One of the more contentious issues that arose from the release of the Climategate emails is the confirmation from Phil Jones that:
I’ve just completed Mike’s Nature trick of adding in the real temperatures to each series for the last 20 years (i.e. from 1981 onwards) and from 1961 for Keith’s to hide the decline.
Various attempts have been made to explain away that which appears to be an innovative – but inherently dishonest and deceptive (IMHO) – “technique” of data presentation (which Andrew Montford noted in The Hockey Stick Illusion is “fraught with difficulty”). These scientists, who like to rest on the laurels of their sharing a Nobel Peace Peace Prize in 2007, would have the public believe that this is a documented and accepted practice.
One might reasonably question such an assertion on their part. But it seems that this “trick” does, in fact, have a documented antecedent. As Lawrence Solomon noted in an article in
today’s yesterday’s National Post:
Scientist’s radiation cover-up might have cost thousands of lives
Why do most people today, scientists included, believe that small doses of radiation are harmful to human health when no proof for this theory exists, and when mountains of evidence show the opposite — that small amounts of radiation actually promote health? After years of sleuthing into historical records, a scientist at the University of Massachusetts has found a smoking gun, involving a scientific scam in 1946 at the very highest echelons — the Nobel Prize ceremonies in Stockholm.
In an august Nobel hall one year after the end of the Second World War, the scientific world was knowingly misled by Hermann J. Muller, winner that year of the Nobel Prize in Physiology and Medicine. This is the verdict from a forensic review entitled Muller’s Nobel Prize Lecture: When Ideology Prevailed Over Science, just published by the Society of Toxicology in the Oxford University Press’s Toxicological Sciences. Had Muller spoken the truth and revealed the existence of contradictory research in the world’s most prominent scientific gathering, we might today have an entirely different view of radiation and its effects, preventing immense human suffering and the loss of countless lives.

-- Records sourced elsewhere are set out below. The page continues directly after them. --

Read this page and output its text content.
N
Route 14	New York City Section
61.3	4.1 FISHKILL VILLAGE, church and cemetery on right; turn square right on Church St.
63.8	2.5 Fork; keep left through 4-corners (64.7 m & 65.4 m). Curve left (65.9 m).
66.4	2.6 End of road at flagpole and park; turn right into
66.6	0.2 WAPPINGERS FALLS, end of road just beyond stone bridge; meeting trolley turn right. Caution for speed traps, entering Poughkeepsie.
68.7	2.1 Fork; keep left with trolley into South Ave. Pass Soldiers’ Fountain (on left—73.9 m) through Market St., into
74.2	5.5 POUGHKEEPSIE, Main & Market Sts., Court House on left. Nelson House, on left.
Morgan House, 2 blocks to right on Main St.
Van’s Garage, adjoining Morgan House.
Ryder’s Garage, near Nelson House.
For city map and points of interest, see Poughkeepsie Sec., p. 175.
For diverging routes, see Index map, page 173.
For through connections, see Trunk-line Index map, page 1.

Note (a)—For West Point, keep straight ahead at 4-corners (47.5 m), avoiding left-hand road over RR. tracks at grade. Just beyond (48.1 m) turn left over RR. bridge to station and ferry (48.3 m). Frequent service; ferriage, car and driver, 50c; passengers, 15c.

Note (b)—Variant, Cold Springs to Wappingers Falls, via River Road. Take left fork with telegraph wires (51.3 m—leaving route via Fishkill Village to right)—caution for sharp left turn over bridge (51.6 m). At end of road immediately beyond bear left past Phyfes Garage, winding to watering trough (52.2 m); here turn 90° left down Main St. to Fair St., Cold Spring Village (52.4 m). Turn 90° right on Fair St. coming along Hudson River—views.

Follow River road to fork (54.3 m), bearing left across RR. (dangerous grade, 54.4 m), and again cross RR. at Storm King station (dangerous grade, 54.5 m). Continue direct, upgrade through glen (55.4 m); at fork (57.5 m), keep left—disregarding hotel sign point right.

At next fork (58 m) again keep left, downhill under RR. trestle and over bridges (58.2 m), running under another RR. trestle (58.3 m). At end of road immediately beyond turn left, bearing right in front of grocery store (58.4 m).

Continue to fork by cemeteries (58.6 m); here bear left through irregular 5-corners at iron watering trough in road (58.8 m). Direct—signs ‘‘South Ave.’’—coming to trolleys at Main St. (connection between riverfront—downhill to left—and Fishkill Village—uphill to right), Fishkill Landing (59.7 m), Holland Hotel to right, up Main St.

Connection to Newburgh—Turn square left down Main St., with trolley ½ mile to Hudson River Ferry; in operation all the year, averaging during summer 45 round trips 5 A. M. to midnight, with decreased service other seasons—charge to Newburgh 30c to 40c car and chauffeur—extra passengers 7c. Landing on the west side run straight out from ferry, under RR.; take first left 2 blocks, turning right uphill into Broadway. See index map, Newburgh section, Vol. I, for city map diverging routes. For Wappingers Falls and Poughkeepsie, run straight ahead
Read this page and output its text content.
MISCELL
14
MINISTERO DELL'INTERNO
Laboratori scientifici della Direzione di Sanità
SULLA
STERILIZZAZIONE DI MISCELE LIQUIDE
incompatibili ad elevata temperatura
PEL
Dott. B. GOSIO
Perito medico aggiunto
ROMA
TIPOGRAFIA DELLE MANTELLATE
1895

Muller was in the ascendant “no safe dose” camp that claimed that there is no threshold below which radiation stops being harmful. As he told the distinguished attendees in Stockholm in accepting his Nobel Prize, the evidence now leaves “no escape from the conclusion that there is no threshold dose” of radiation. It was a convincing performance in the world’s most prestigious scientific gathering, except Muller himself knew that statement to be unsupportable. The historical evidence, as uncovered by Edward Calabrese, the author of the forensic review, leaves no escape from the conclusion that Muller was engaged in duplicity [emphasis added -hro].
Calabrese’s paper suggests that Muller’s strategy for blocking the publication of contrary evidence was somewhat more genteel than that performed by the likes of Jones and Mann et al, but it amounts to the same thing. Of equal interest though, is the “trick” that Calabrese reported:
Muller neglected to point out key limitations of the Ray-Chaudhuri experiment (Calabrese, 2011b; Ray-Chaudhuri, 1944) such as poor temperature control, changing the strain of fruit fly midway through the study, and yet still combining data of the two strains to gain statistical power without providing any justification. There was also insufficient detailing of research methods, inadequate data on quality control parameters, as well as a failure to provide information on age selection criteria for males, sex ratios of offspring, and rates of sterility and fecundity as well as data on lethal clusters, all of which are important in this type of study. [emphasis added -hro]
Interesting parallel (and precedent), don’t you think?! Although my guess is that back in 1947, the scientists were actually doing real experiments, rather than the post-normal computer-generated outputs that climate scientists would have us believe are worthy of being called “experiments”.